As specified by Gonsalkorale, von Hippel, et al. (2009), the following parameters were estimated. One AC parameter representing the flower–positive association (AC1), one AC parameter representing the insect–negative association (AC2), one G parameter, and one OB parameter for target stimuli only. Furthermore, again following Gonsalkorale, von Hippel, et al. (2009), we used two D parameters for the GNAT analyses, one for stimuli of the constant go category (D1), and one for the stimuli of the remaining three categories (D2). Thus, six parameters (AC1, AC2, G, OB, D1, and D2) were estimated.
In contrast to Gonsalkorale, von Hippel, et al. (2009) who did not collapse data across associated categories (e.g., flower and positive), we sticked to the aggregation level originally suggested by Conrey et al. (2005). That is, data were aggregated across the categories flower and positive as well as insect and negative whenever the model equations did not differ for these categories. Aggregating independent data generated by the same process probabilities is an effective means of reducing sampling error. We thus preferred the aggregation procedure of Conrey et al. (2005) because it is statistically more efficient compared to the procedure of Gonsalkorale, von Hippel, et al. (2009). Furthermore, the Quad Model performed better when the aggregation procedure of Conrey et al. (2005) was applied than when the procedure of Gonsalkorale, von Hippel, et al. (2009) was applied.
Based on these model specifications, the model for the GNAT consisted of 14 model trees. For the Target GNATs there were six model trees for the compatible blocks: Three model trees for the Flower GNAT (one tree for flowers as the constant go category, one for positive words as the temporary go category, and one for the aggregated data of the no-go categories insects and negative words) and three model trees for the Insect GNAT (one tree for insects as constant go category, one for negative words as temporary go category, and one for the aggregated data of flowers and positive words as no-go categories).

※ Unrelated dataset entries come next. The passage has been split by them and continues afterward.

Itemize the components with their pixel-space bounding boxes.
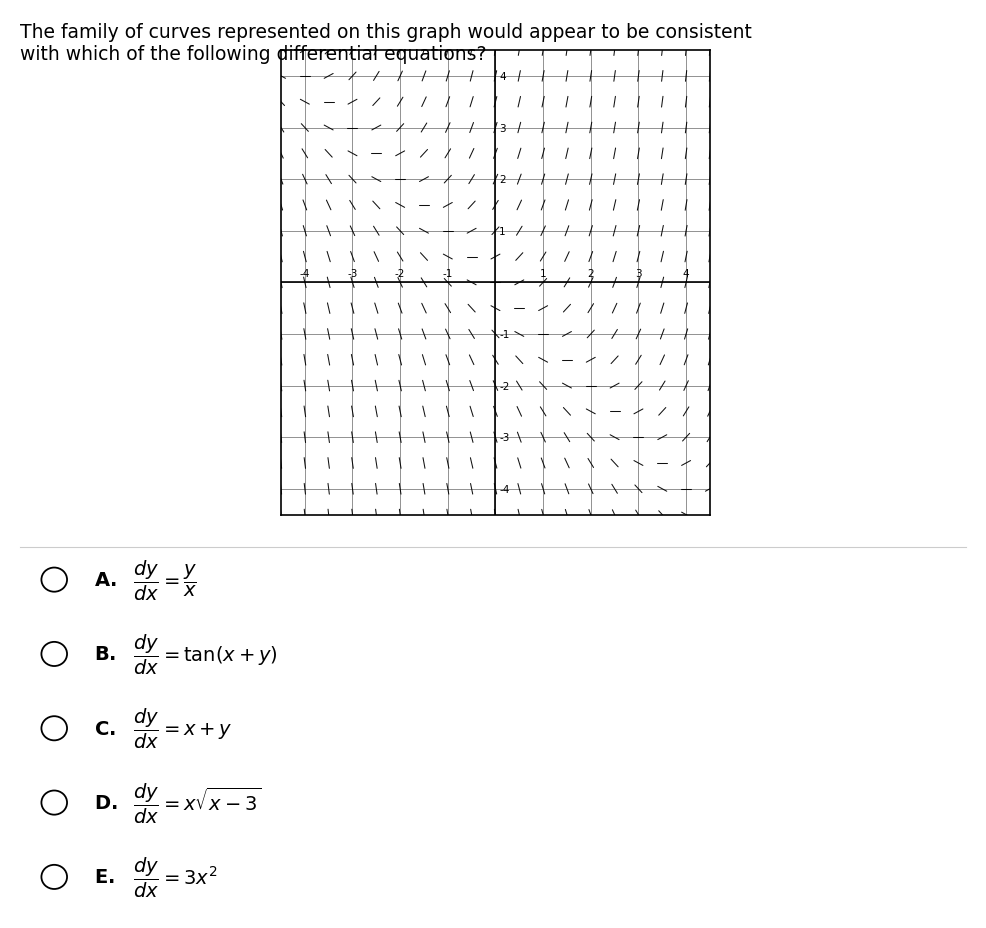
Text: 3: 3 [499, 123, 506, 134]
Text: $\dfrac{dy}{dx} = x\sqrt{x - 3}$: $\dfrac{dy}{dx} = x\sqrt{x - 3}$ [133, 780, 261, 825]
Text: -3: -3 [499, 432, 510, 443]
Text: 4: 4 [499, 71, 506, 82]
Text: -2: -2 [395, 269, 405, 279]
Text: $\mathbf{D.}$: $\mathbf{D.}$ [94, 793, 117, 812]
Text: 4: 4 [682, 269, 689, 279]
Text: -4: -4 [499, 484, 510, 495]
Text: 2: 2 [499, 175, 506, 185]
Text: -1: -1 [499, 329, 510, 340]
Text: $\mathbf{C.}$: $\mathbf{C.}$ [94, 719, 115, 738]
Text: $\dfrac{dy}{dx} = 3x^2$: $\dfrac{dy}{dx} = 3x^2$ [133, 855, 218, 899]
Text: -1: -1 [443, 269, 453, 279]
Text: -4: -4 [300, 269, 310, 279]
Text: 1: 1 [539, 269, 546, 279]
Text: -3: -3 [347, 269, 358, 279]
Text: $\mathbf{E.}$: $\mathbf{E.}$ [94, 868, 114, 886]
Text: $\dfrac{dy}{dx} = \dfrac{y}{x}$: $\dfrac{dy}{dx} = \dfrac{y}{x}$ [133, 558, 197, 602]
Text: $\mathbf{B.}$: $\mathbf{B.}$ [94, 645, 116, 664]
Text: 1: 1 [499, 226, 506, 237]
Text: $\dfrac{dy}{dx} = \tan(x + y)$: $\dfrac{dy}{dx} = \tan(x + y)$ [133, 632, 278, 677]
Text: The family of curves represented on this graph would appear to be consistent
wit: The family of curves represented on this… [20, 23, 751, 64]
Text: -2: -2 [499, 381, 510, 391]
Text: $\mathbf{A.}$: $\mathbf{A.}$ [94, 571, 116, 589]
Text: 2: 2 [588, 269, 595, 279]
Text: $\dfrac{dy}{dx} = x + y$: $\dfrac{dy}{dx} = x + y$ [133, 706, 233, 751]
Text: 3: 3 [635, 269, 642, 279]
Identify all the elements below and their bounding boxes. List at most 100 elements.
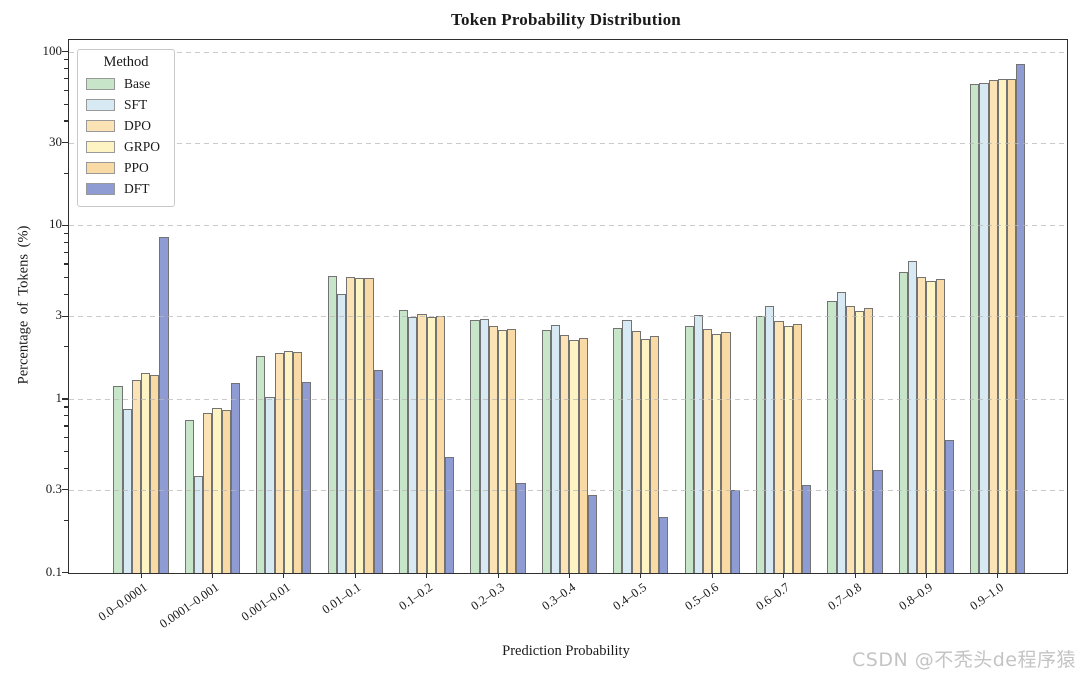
bar-dft-11 — [944, 440, 954, 573]
bar-dft-9 — [802, 484, 812, 573]
y-minor-tick — [64, 293, 68, 296]
legend-item-ppo: PPO — [78, 158, 174, 179]
bar-dft-3 — [373, 370, 383, 573]
bar-dft-7 — [659, 516, 669, 573]
bar-dpo-12 — [988, 80, 998, 573]
y-minor-tick — [64, 232, 68, 234]
x-axis-label: Prediction Probability — [502, 643, 630, 659]
gridline-100 — [68, 51, 1067, 53]
x-tick-label: 0.1–0.2 — [396, 580, 436, 614]
y-minor-tick — [64, 450, 68, 452]
bar-ppo-1 — [221, 410, 231, 573]
legend-item-grpo: GRPO — [78, 137, 174, 158]
x-tick-label: 0.4–0.5 — [610, 580, 650, 614]
y-minor-tick — [64, 251, 68, 253]
bar-dft-10 — [873, 469, 883, 573]
bar-sft-10 — [836, 291, 846, 573]
bar-dft-4 — [445, 457, 455, 573]
bar-base-6 — [541, 330, 551, 573]
x-tick-label: 0.01–0.1 — [319, 580, 364, 617]
legend-item-sft: SFT — [78, 95, 174, 116]
bar-base-11 — [898, 271, 908, 573]
legend-label: Base — [124, 76, 151, 92]
x-tick — [283, 572, 285, 578]
y-minor-tick — [64, 415, 68, 417]
x-tick-label: 0.6–0.7 — [753, 580, 793, 614]
y-tick-label: 0.3 — [45, 480, 62, 496]
legend-items: Base SFT DPO GRPO PPO DFT — [78, 74, 174, 200]
y-minor-tick — [64, 346, 68, 348]
bar-grpo-2 — [283, 350, 293, 573]
y-major-tick — [61, 315, 68, 317]
legend-label: PPO — [124, 160, 149, 176]
legend-item-dpo: DPO — [78, 116, 174, 137]
y-minor-tick — [64, 467, 68, 469]
bar-sft-12 — [979, 83, 989, 573]
x-tick-label: 0.8–0.9 — [896, 580, 935, 614]
bar-sft-0 — [122, 408, 132, 573]
bar-dft-8 — [730, 489, 740, 573]
bar-ppo-9 — [792, 323, 802, 573]
bar-grpo-3 — [355, 277, 365, 573]
y-minor-tick — [64, 120, 68, 122]
legend-item-base: Base — [78, 74, 174, 95]
y-minor-tick — [64, 103, 68, 105]
y-minor-tick — [64, 406, 68, 408]
bar-base-1 — [184, 419, 194, 573]
bar-dpo-5 — [488, 326, 498, 573]
bar-dpo-3 — [346, 276, 356, 573]
bar-ppo-2 — [293, 352, 303, 573]
legend-swatch-grpo — [86, 141, 115, 153]
bar-sft-3 — [336, 294, 346, 573]
bar-sft-11 — [908, 261, 918, 573]
gridline-30 — [68, 142, 1067, 144]
bar-base-8 — [684, 326, 694, 573]
bar-ppo-7 — [650, 336, 660, 573]
legend-label: SFT — [124, 97, 148, 113]
bar-dpo-1 — [203, 412, 213, 573]
bar-dpo-2 — [274, 352, 284, 573]
bar-dpo-10 — [845, 306, 855, 573]
bar-base-2 — [256, 356, 266, 573]
bar-base-12 — [970, 84, 980, 573]
x-tick-label: 0.0–0.0001 — [95, 580, 150, 624]
legend-title: Method — [103, 53, 149, 70]
y-major-tick — [61, 398, 68, 400]
y-tick-label: 100 — [42, 42, 63, 58]
bar-sft-4 — [408, 316, 418, 573]
bar-base-4 — [399, 310, 409, 573]
x-tick-label: 0.9–1.0 — [967, 580, 1007, 614]
bar-grpo-8 — [712, 333, 722, 573]
x-tick — [925, 572, 928, 578]
bar-sft-8 — [693, 315, 703, 573]
y-minor-tick — [64, 78, 68, 80]
y-tick-label: 30 — [49, 133, 62, 149]
x-tick — [854, 572, 856, 578]
x-tick — [497, 572, 499, 578]
bar-dft-12 — [1016, 63, 1026, 573]
bar-dpo-9 — [774, 321, 784, 573]
legend-item-dft: DFT — [78, 179, 174, 200]
x-tick-label: 0.3–0.4 — [539, 580, 578, 614]
y-minor-tick — [64, 89, 68, 91]
x-tick — [997, 572, 999, 578]
bar-dft-6 — [587, 494, 597, 573]
y-minor-tick — [64, 263, 68, 265]
y-minor-tick — [64, 59, 68, 61]
bar-sft-7 — [622, 319, 632, 573]
x-tick-label: 0.0001–0.001 — [156, 580, 221, 631]
bar-ppo-0 — [150, 374, 160, 573]
watermark: CSDN @不秃头de程序猿 — [852, 649, 1076, 671]
x-tick-label: 0.2–0.3 — [467, 580, 507, 614]
x-tick — [711, 572, 713, 578]
x-tick — [783, 572, 785, 578]
bar-dft-0 — [159, 236, 169, 573]
x-tick — [354, 572, 356, 578]
bar-dpo-8 — [703, 328, 713, 573]
legend-swatch-base — [86, 78, 115, 90]
y-major-tick — [61, 572, 68, 574]
bar-grpo-0 — [141, 372, 151, 573]
x-tick — [640, 572, 642, 578]
bar-sft-2 — [265, 396, 275, 573]
y-axis-label: Percentage of Tokens (%) — [15, 225, 32, 385]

The same logic applies to the Attribute GNATs. Because the OB parameter was estimated for targets (flowers and insects) but not for attributes (positive and negative words), we could not aggregate data across the associated stimulus categories for incompatible GNAT blocks. Thus, the Quad Model consisted of eight trees for the incompatible blocks, resulting from the possible combinations of four different stimulus categories (flower, insect, positive, negative) and the required responses (go vs. no-go). Because each model tree involves two response categories only (i.e., correct response vs. incorrect response), Quad Model tests for GNAT data were based on 14 (independent data categories)−6 (estimated parameters) = 8 degrees of freedom.
For Quad Model analyses of IAT data only one D parameter was estimated so that in the compatible blocks data could always be aggregated for associated categories. Therefore, the model for the IAT consisted of only 12 model trees, that is, four trees for the compatible blocks (flower–positive vs. insect-negative crossed with required response left vs. right) and eight trees for the incompatible blocks (flower vs. positive vs. insect vs. negative crossed with required response left vs. right). Thus, the Quad Model test for IAT data was based on 12 (independent data categories)−5 (estimated parameters) = 7 degrees of freedom.
Only four parameters were estimated for the Trip Model (i.e., AC1, AC2, G, and D). Due to the lack of an OB parameter, data could be aggregated across the associated categories (flower and positive; insect and negative) not only in the compatible but also in the incompatible blocks. Hence, the model consisted of eight model trees (compatible block vs. incompatible block crossed with flower−positive vs. insect−negative crossed with go vs. no-go instructions) with two response categories (correct response vs. false response) each. Thus, Trip Model tests were based on 8 (independent data categories)−4 (estimated parameters) = 4 degrees of freedom.